Suffering a burn injury, especially extensive second-degree burns or third-degree burns, will change the course of your life. It can take months to recover after suffering the burns initially, and you may require hospitalization and skin graft procedures.
Even after you go back to your daily life because you have healed, the burns that you suffered will continue to affect you. Understanding the long-term impact of burn injuries is crucial if you intend to file a personal injury lawsuit or insurance claim.
How do extensive or severe burn injuries impact someone even after they heal?
They increase your risk of future medical issues
Severe burns often lead to secondary medical conditions, which can both impact someone’s quality of life and cause their death. Those who suffer serious burns are more likely than the general population to develop:
- cardiovascular disease
- musculoskeletal disorders
- gastrointestinal disease
- nervous system disorders
These conditions often arise after someone has achieved the maximum level of medical improvement for their burn injuries.
They can affect your career
Taking time off of work for medical care can slow your career progression. If you develop a secondary medical condition after your burns, needing more medical leave will only exacerbate the impact of your injury on your upward trajectory at work and the way people perceive you.

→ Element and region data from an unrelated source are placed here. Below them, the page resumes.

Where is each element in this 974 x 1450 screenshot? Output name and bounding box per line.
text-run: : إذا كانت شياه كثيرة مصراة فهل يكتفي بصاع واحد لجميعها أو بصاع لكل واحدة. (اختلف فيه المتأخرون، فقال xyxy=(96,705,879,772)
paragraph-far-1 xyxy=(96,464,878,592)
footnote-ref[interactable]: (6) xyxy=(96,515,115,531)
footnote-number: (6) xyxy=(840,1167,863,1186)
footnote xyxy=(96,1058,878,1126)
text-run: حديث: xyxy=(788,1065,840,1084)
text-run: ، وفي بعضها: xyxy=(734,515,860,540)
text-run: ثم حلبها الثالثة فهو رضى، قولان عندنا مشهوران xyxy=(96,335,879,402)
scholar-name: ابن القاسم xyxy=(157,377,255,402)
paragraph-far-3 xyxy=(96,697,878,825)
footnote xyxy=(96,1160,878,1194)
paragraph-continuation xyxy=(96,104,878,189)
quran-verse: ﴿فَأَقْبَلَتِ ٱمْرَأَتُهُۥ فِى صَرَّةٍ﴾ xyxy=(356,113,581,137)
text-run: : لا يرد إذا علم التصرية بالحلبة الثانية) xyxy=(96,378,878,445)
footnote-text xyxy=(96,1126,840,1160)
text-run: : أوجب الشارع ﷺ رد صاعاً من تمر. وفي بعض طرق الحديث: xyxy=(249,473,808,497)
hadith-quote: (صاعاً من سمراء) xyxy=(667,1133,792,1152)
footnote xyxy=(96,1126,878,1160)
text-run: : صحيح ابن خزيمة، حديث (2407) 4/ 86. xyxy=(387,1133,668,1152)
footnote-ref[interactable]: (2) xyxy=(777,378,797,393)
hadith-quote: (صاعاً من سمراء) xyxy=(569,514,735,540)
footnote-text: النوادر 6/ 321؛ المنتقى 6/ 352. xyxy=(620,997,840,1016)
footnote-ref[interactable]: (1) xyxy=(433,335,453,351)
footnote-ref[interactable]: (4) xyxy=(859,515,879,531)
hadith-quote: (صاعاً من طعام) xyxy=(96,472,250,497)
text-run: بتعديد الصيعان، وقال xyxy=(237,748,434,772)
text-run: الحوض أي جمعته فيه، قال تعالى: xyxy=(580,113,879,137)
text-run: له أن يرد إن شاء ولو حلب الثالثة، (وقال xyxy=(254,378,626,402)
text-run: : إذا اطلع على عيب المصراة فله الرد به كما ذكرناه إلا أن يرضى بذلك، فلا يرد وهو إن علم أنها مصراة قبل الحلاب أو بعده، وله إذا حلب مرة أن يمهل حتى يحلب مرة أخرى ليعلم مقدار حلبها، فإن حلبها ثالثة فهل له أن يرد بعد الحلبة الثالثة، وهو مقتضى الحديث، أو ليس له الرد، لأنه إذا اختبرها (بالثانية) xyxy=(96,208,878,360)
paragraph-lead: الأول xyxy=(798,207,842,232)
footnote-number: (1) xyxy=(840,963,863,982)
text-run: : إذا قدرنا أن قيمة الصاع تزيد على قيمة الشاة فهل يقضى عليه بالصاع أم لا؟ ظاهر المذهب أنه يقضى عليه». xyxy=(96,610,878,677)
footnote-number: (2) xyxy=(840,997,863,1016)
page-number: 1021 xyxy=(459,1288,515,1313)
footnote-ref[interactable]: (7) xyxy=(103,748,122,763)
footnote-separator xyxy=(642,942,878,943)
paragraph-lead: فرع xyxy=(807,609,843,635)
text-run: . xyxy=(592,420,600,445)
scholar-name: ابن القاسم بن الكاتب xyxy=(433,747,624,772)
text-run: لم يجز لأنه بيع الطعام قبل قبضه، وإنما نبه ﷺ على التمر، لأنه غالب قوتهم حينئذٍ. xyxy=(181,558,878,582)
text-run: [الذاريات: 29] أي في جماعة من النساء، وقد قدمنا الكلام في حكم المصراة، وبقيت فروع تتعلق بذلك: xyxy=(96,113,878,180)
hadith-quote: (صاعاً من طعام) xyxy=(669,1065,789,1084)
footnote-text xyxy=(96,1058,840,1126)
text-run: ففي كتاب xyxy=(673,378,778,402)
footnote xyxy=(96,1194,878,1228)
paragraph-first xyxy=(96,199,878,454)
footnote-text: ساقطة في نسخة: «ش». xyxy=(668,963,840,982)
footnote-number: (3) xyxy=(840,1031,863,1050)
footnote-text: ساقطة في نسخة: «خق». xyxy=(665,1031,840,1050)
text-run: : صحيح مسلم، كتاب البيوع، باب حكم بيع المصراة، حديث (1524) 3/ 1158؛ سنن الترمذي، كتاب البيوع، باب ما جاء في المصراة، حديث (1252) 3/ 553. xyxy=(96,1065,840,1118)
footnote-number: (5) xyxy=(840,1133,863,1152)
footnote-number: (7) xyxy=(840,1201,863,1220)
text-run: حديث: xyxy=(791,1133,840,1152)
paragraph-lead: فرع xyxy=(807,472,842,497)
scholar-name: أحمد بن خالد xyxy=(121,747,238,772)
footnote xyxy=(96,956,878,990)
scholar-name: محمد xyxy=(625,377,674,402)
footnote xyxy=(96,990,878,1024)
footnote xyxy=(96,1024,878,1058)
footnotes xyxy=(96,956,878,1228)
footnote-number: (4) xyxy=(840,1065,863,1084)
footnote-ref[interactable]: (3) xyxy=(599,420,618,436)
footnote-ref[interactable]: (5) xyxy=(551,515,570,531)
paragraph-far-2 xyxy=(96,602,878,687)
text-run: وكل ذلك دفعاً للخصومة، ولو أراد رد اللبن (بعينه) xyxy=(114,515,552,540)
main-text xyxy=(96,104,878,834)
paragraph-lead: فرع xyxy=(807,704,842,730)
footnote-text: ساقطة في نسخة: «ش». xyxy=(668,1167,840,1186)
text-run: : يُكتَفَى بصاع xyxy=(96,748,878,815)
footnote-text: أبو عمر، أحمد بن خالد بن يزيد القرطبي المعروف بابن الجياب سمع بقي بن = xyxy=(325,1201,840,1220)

Speaking of perceptions, even after skin grafts and other reconstructive procedures, burn victims often have disfiguring scars. The placement and extent of those scars could impact your appearance, which might affect your career. Scars can also cause pain and make it more difficult for you to do the same job responsibilities you once performed easily.
They often result in lingering pain
Many physicians treat burn injuries like a chronic illness. They want to frequently interact with the patient to monitor them for signs of secondary conditions and to provide them with ongoing care for their pain and mental health struggles.
Chronic pain can make it hard to sleep, further reducing someone’s quality of life. Constantly dealing with pain can also increase someone’s risk of depression and make them anxious when they need to engage in activities that might worsen their pain level.
Before you decline to file a lawsuit or settle an insurance claim, you need to have a realistic understanding of how your burn injuries will affect your life. Being honest about the long-term impact of your burn injuries on your health and income will make it easier for you to get the compensation you need.